Linux utilise une convention de nommage des partitions beaucoup plus logique. D'une part, il ne tient aucun compte du type des partitions que vous pourriez avoir, et ensuite il nomme les partitions en fonction du disque où elles se situent. Tout d'abord, voici comment les disques sont nommés:
les périphériques IDE (que ce soient des disques durs, lecteurs CD-ROM ou autres) primaires maître et esclave sont appelés respectivement /dev/hda et /dev/hdb;
sur l'interface secondaire, ce sont /dev/hdc et /dev/hdd pour le maître et l'esclave respectivement;
si votre ordinateur contient d'autres interfaces IDE (par exemple l'interface IDE présente sur certaines cartes SoundBlaster), les disques s'appelleront alors /dev/hde, /dev/hdf, etc.
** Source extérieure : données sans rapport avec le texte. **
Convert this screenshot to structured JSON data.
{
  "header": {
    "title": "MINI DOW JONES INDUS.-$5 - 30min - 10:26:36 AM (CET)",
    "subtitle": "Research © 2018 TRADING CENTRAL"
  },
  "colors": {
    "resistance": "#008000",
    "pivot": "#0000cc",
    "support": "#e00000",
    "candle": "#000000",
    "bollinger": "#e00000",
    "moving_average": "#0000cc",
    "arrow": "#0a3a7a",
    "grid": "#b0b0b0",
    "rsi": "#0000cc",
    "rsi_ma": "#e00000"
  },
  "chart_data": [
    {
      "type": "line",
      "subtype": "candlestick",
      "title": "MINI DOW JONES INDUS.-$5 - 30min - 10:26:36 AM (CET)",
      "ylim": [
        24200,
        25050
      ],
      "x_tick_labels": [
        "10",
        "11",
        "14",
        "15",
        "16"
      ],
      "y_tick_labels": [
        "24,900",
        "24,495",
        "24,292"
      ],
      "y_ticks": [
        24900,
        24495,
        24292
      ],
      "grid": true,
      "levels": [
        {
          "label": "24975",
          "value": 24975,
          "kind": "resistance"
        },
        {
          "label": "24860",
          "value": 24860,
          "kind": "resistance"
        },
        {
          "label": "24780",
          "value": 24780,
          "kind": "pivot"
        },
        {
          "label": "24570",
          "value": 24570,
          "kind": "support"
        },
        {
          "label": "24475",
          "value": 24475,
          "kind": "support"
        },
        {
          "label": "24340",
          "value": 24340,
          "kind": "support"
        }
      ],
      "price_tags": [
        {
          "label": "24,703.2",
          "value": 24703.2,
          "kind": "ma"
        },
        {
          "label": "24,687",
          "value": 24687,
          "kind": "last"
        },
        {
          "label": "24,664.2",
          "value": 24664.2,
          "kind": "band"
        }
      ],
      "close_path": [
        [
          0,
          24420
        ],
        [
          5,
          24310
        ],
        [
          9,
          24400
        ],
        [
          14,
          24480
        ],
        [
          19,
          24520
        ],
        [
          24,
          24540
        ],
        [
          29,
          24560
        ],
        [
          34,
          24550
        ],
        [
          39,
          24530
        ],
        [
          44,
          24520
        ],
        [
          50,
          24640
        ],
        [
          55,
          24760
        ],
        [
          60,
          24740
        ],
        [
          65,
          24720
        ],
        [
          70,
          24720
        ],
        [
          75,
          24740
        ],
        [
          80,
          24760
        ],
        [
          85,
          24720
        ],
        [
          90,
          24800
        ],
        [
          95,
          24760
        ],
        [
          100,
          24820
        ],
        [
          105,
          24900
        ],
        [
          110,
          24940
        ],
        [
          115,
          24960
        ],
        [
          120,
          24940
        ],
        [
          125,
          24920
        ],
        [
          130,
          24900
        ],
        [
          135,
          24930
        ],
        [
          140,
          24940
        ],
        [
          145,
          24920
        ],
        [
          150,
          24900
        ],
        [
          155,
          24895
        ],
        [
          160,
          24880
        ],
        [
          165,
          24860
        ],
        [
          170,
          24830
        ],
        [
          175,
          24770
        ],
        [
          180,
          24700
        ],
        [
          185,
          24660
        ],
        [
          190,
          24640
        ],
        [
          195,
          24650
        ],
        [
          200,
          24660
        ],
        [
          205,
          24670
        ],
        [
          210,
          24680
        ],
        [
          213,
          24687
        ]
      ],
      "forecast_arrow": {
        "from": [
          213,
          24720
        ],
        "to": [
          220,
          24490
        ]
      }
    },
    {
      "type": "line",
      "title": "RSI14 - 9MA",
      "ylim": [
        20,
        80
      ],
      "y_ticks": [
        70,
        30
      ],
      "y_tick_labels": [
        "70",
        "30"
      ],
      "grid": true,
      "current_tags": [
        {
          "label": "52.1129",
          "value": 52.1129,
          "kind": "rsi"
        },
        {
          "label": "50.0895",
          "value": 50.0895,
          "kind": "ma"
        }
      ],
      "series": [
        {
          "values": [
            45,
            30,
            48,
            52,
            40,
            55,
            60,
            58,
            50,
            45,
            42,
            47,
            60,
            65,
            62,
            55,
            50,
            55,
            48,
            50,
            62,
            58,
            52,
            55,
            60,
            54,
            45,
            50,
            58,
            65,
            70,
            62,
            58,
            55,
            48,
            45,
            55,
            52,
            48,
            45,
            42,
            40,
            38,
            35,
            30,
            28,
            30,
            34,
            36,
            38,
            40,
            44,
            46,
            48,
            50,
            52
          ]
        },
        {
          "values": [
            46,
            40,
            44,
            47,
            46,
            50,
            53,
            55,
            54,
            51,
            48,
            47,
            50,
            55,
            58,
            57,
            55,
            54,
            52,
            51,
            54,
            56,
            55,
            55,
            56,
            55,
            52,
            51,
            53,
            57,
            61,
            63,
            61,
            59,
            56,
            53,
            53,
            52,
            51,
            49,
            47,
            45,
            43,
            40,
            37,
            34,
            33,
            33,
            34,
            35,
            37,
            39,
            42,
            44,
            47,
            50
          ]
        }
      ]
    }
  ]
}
les disques SCSI sont appelés /dev/sda, /dev/sdb, etc. dans l'ordre de leur apparition sur la chaîne SCSI (en fonction des ID croissants). Les lecteurs de CD-ROM SCSI sont appelés /dev/scd0, /dev/scd1, toujours dans l'ordre d'apparition sur la chaîne SCSI.
Les partitions sont nommées d'après le disque sur lequel elles se trouvent, de la façon suivante (dans l'exemple on prend le cas de partitions sur un disque IDE primaire maître):
les partitions primaires (ou étendues) portent des noms compris entre /dev/hda1 et /dev/hda4 si elles existent;
les partitions logiques, s'il y en a, sont nommées /dev/hda5, /dev/hda6, etc. dans leur ordre d'apparition dans la table des partitions logiques.
En reprenant les deux schémas Figure 6-4 et Figure 6-5, Linux nommera les partitions de la façon suivante:
premier schéma (Figure 6-6).
deuxième schéma (Figure 6-7).
Vous voici maintenant à même de nommer les différentes partitions et disques durs quand vous en aurez besoin. Vous remarquerez également que Linux nomme les partitions même s'il ne sait pas les gérer a priori.